Solidão e isolamento

«O que chamamos de isolamento na esfera política é chamado de solidão na esfera dos contactos sociais. Isolamento e solidão não são a mesma coisa. Posso estar isolado — isto é, numa situação em que não posso agir porque não há ninguém para agir comigo — sem que esteja solitário; e posso estar solitário — isto é, numa situação em que, como pessoa, me sinto completamente abandonado por toda a companhia humana — sem estar isolado. (…)

No isolamento, o homem permanece em contacto com o mundo como obra humana; somente quando se destrói a forma mais elementar de criatividade humana, que é a capacidade de acrescentar algo de si mesmo ao mundo ao redor, o isolamento se torna inteiramente insuportável. Isso pode acontecer num mundo cujos principais valores são ditados pelo trabalho, isto é, onde todas as actividades humanas se resumem a trabalhar. Nessas condições, a única coisa que sobrevive é o mero esforço do trabalho, que é o esforço de se manter vivo, e desaparece a relação com o mundo como criação do homem. (…)
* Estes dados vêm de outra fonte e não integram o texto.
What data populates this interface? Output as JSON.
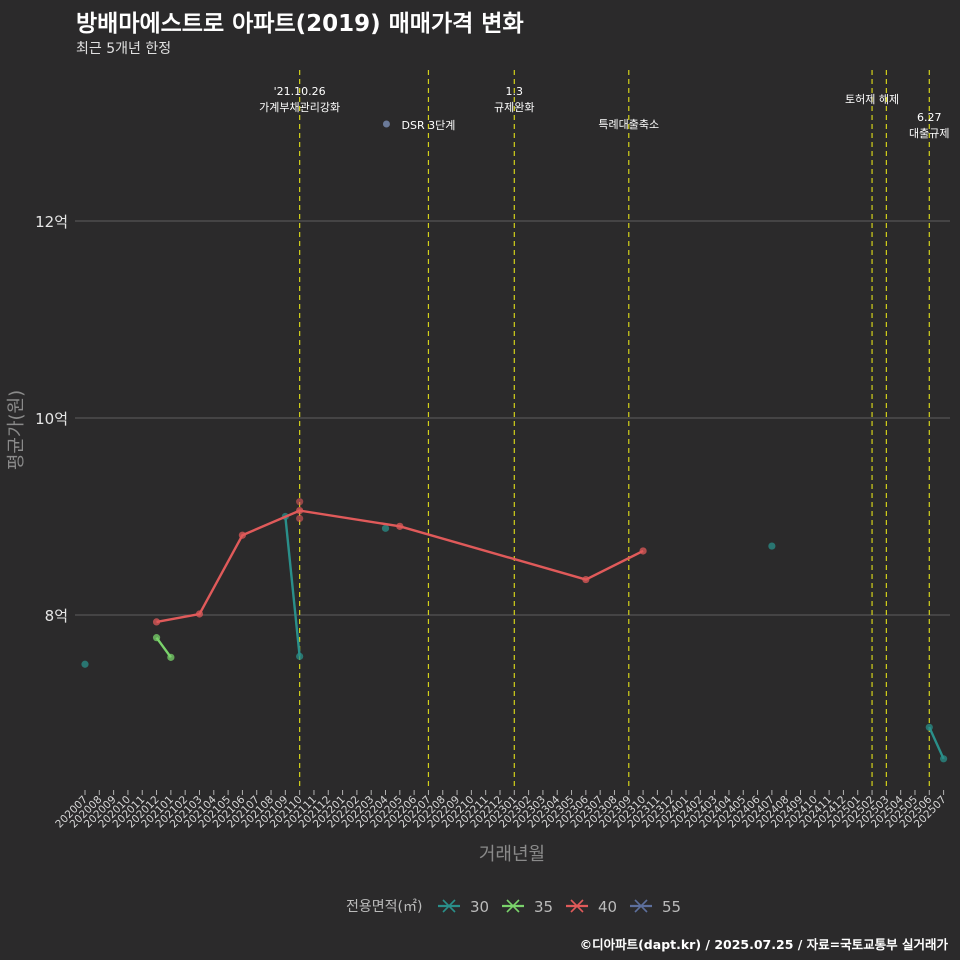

Solidão não é estar só. Quem está desacompanhado está só, enquanto a solidão se manifesta mais nitidamente na companhia de outras pessoas. À parte algumas observações ocasionais — geralmente de espírito paradoxal como a afirmação de Catão (relatada por Cícero, “De re publica”, I, 17): “numquam minus solum esse quam cum solus esset”, “nunca ele esteve menos só do que quando estava sozinho”, ou, antes, “nunca ele esteve menos solitário do que quando estava a sós” — parece que foi Epicteto, o filósofo escravo-forro de origem grega, o primeiro a distinguir entre solidão e ausência de companhia. De certa forma, a sua descoberta foi acidental, uma vez que o seu principal interesse não era uma coisa nem outra, mas o ser só (“monos”) no sentido de ser absolutamente independente. Na opinião de Epicteto (“Dissertationes”, livro 3, capítulo 12), o homem solitário (“éremos”) vê-se rodeado por outros com os quais não pode estabelecer contacto e a cuja hostilidade está exposto. (…)»

ARENDT, Hannah. “O Sistema Totalitário”. P. 588-590.